Nev. Rev. Stat. Ann. § 233B.121 provides that in a contested case, an agency should give all parties an opportunity for hearing after reasonable notice in writing.  Opportunity should also be given to all parties to respond and present evidence and argument on all issues involved.  A party is entitled to be represented by counsel in a contested case.  Further, informal disposition may be made in any contested case by stipulation, agreed settlement, consent order or default.  According to Nev. Rev. Stat. Ann. § 233B.123, irrelevant, immaterial or unduly repetitious evidence should be excluded in a contested case.

According to Nev. Rev. Stat. Ann. § 233B.124, if majority of officials of agency who are to render the final decision in a contested case has not heard the case or read the record, the decision should not be made until a proposal for decision is served upon the parties.  An opportunity should also be given to each party adversely affected to file exceptions and present briefs and oral argument to the officials who are to render the decision.

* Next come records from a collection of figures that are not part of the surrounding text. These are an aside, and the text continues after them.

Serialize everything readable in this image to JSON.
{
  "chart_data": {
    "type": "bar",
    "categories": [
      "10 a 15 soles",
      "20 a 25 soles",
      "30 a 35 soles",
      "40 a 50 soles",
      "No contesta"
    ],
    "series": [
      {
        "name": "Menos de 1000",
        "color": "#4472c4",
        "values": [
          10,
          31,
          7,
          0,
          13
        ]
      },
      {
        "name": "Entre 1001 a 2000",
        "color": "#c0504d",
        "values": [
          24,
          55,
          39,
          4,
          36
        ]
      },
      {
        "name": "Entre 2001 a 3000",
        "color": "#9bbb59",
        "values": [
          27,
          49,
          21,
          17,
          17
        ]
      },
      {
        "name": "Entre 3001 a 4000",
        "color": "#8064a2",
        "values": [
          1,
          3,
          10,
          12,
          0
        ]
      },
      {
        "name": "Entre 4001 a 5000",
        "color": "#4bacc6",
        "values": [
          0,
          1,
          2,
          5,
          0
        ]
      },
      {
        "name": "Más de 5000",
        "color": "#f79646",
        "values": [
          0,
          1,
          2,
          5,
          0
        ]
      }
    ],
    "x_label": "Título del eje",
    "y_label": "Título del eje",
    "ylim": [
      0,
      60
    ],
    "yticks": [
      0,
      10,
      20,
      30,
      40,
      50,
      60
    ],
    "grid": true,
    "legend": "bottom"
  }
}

Nev. Rev. Stat. Ann. § 233B.130 provides that any party who is aggrieved by a final decision in a contested case is entitled to judicial review of the decision.  However, if appeal is provided within an agency, only the decision at the highest level is reviewable.  Petitions for judicial review should be instituted within thirty days, by filing a petition in the district court in and for Carson city or in and for the county in which the aggrieved party resides or in and for the county where the agency proceeding occurred.

According to Nev. Rev. Stat. Ann. § 233B.150, a review of any final judgment of the district court may be obtained by appeal to the Supreme Court.